More than an attempt, it was an experiment to study the feasibility of Bitcoin mining operations on vintage machines. Shirriff, as he mentioned in his blog, went through a lot of hardships just to implement SHA-265, Bitcoin’s underlying cryptographic hash function, on an IBM 1401 computer.
“It turns out that this computer could mine,” he said, “but so slowly it would take more than the lifetime of the universe to successfully mine a block.”
Low Hash Speed
The Shirriff’s experiment brought out some interesting polarity between the modern hardware and the IBM 1401 computer. It found that while the modern hardware system can handle a billion of hashes per second, the 1401 IBM took some sluggish 80 seconds to compute a single hash. The reason for such a poor performance was simple: SHA-256 is implemented to operate on 32-bit machines, while the one Shirriff used could only handled 6-bit characters — and didn’t operate the bit operations at all.
“It doesn’t even handle binary arithmetic, using decimal arithmetic instead,” Shirriff stated. “Thus, implementing the algorithm on the 1401 is slow and inconvenient.”
The mainframe however was able to solve a SHA-256 double in 80 seconds. But even these results drew out a scary analysis, saying that it would take 5×10 ^ 14, or 40,000 times the estimated age of the universe to solve a single block of Bitcoin. He added:
“Today you can spend $50 and get a USB stick miner with a custom ASIC integrated circuit. This USB miner performs 3.6 billion hashes per second and uses about 4 watts.”

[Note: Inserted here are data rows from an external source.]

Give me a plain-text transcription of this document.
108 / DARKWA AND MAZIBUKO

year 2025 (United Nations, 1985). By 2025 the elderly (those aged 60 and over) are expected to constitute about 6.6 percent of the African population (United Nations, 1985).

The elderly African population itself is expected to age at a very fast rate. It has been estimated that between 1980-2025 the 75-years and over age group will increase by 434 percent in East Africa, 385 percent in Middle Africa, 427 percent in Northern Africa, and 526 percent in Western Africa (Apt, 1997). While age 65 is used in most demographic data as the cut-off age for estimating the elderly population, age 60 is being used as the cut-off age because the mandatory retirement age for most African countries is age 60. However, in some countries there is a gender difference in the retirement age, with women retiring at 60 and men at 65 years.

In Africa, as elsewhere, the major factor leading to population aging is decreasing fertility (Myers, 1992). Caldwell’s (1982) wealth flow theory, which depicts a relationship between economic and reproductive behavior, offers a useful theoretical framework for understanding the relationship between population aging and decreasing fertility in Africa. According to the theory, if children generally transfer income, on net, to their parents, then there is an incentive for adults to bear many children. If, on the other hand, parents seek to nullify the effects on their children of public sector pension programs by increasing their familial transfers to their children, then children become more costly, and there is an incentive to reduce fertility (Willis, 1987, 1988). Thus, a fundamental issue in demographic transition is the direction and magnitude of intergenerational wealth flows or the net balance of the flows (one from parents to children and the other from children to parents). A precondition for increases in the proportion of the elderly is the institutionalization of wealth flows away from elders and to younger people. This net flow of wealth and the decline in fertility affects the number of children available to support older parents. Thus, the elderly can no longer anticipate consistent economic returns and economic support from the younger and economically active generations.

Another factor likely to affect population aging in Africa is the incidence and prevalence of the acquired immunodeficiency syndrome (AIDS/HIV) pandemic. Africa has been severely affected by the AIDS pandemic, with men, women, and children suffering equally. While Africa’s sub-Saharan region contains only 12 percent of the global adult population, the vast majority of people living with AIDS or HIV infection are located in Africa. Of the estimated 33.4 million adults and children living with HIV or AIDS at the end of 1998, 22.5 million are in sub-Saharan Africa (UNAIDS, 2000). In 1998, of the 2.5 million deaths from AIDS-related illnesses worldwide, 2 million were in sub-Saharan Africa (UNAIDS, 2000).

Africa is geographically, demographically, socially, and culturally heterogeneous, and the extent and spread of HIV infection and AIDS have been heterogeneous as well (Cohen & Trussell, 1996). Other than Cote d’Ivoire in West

It was indeed a challenging but interesting project. In the end, it explained that even an old IBM machine was capable to mine the revolutionary currency we know as Bitcoin. As Shirriff thinks, the best use of this old-meet-new method would be ideal if one time travels back to the 1960s. Overall, this experiment, without any applicability in modern times, belongs to a museum.